De son côté, Machi Celestino Córdova a repris le 4 mai la grève de la faim qu’il avait suspendue le 20 mars, exigeant le respect de la convention 169 de l’OIT, qui se réfère spécifiquement aux prisonniers indigènes, avec les mêmes demandes de protection.
Angol
Depuis ce territoire, les communautés mapuches en résistance de Malleko ont dénoncé la discrimination dont sont victimes les prisonniers mapuches dans la prison d’Angol, ainsi que les mesures abusives dont ils font l’objet. Le 4 mai, les prisonniers mapuches de la prison d’Angol ont également entamé une grève de la faim pour exiger la mise en place de mesures de protection contre le danger de covid-19 dans ce contexte.
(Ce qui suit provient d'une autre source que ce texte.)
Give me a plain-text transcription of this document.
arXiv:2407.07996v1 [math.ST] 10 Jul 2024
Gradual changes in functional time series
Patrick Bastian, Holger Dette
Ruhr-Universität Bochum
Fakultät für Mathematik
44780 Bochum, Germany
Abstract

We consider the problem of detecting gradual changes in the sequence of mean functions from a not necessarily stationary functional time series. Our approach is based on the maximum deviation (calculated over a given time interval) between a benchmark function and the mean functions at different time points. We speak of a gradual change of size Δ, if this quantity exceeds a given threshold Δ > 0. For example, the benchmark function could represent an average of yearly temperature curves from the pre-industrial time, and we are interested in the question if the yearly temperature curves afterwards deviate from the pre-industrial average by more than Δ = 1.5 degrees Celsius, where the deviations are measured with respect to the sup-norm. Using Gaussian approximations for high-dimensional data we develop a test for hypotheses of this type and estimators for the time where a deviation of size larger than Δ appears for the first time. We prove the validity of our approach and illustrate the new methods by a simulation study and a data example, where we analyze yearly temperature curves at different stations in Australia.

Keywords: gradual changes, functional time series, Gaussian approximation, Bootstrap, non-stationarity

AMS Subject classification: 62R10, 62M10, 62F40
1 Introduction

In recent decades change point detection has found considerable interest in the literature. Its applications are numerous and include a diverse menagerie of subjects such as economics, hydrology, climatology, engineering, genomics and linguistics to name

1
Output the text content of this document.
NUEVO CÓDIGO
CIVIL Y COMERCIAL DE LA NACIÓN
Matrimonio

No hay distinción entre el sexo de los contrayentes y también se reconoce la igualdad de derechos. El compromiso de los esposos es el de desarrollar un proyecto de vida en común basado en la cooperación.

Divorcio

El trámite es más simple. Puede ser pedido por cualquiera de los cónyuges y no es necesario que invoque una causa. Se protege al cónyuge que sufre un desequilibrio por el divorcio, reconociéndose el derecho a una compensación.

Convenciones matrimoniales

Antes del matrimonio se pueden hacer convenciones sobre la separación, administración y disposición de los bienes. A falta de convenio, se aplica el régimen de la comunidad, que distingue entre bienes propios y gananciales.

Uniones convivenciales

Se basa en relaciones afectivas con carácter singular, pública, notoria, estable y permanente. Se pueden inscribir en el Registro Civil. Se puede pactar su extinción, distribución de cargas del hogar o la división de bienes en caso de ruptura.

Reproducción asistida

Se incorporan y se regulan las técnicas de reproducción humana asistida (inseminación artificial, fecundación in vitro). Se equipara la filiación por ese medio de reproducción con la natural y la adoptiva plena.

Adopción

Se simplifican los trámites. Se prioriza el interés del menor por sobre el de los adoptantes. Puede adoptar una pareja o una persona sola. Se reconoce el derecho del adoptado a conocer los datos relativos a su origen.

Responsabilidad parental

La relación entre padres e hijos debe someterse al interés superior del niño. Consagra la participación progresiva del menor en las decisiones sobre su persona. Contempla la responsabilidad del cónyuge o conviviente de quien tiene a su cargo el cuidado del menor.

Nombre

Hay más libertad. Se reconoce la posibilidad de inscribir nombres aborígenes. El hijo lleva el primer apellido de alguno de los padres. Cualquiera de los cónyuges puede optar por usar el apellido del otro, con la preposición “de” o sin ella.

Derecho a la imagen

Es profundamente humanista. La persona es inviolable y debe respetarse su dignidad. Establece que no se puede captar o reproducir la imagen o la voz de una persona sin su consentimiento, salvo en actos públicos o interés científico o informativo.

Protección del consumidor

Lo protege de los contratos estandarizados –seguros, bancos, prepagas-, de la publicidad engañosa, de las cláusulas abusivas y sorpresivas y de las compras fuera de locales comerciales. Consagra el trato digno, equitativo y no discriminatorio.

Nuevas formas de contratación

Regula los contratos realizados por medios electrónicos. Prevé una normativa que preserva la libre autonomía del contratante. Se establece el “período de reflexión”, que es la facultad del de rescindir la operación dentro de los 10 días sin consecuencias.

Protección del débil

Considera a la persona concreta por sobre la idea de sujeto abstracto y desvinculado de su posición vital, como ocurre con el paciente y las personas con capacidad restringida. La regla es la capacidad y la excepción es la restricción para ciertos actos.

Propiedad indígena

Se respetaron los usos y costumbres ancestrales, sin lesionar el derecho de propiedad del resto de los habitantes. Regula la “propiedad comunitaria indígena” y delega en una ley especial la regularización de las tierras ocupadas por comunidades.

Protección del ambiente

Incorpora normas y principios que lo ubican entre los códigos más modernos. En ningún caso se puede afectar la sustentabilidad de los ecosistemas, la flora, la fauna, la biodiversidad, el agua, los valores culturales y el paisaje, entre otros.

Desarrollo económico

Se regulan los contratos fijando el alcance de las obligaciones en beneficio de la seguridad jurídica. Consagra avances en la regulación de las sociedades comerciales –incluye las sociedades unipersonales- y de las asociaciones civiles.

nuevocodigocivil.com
Ils ont revendiqué la nécessité de « libérer les prisonniers politiques mapuches ou de passer à une mesure alternative à la prison, comme le stipule la Convention 169 de l’OIT, articles 8, 9 et 10, et compte tenu également de la Déclaration des Nations Unies sur les droits des peuples indigènes ». Ils demandent également la restitution des terres et la démilitarisation des territoires où sont toujours protégés les intérêts économiques des sociétés transnationales.
Dans le communiqué, ils appellent les différentes communautés en résistance à être attentives à l’injustice du gouvernement chilien à l’égard des prisonniers politiques mapuches de la prison d’Angol : « Que le gouvernement ne se trompe pas, les prisonniers politiques mapuches ne sont pas seuls ».
Droits des peuples
La situation a également obligé la CIDH à publier un communiqué le 8 mai, exhortant les gouvernements à adopter des mesures de protection pour les populations indigènes face à la pandémie. La Commission met en garde sur la situation de « vulnérabilité particulière des populations indigènes, en particulier celles qui sont volontairement isolées ». Elle rappelle la violation historique des droits qui pèse sur ces populations et qui se traduit par une situation d’extrême pauvreté par rapport au reste de la population non indigène.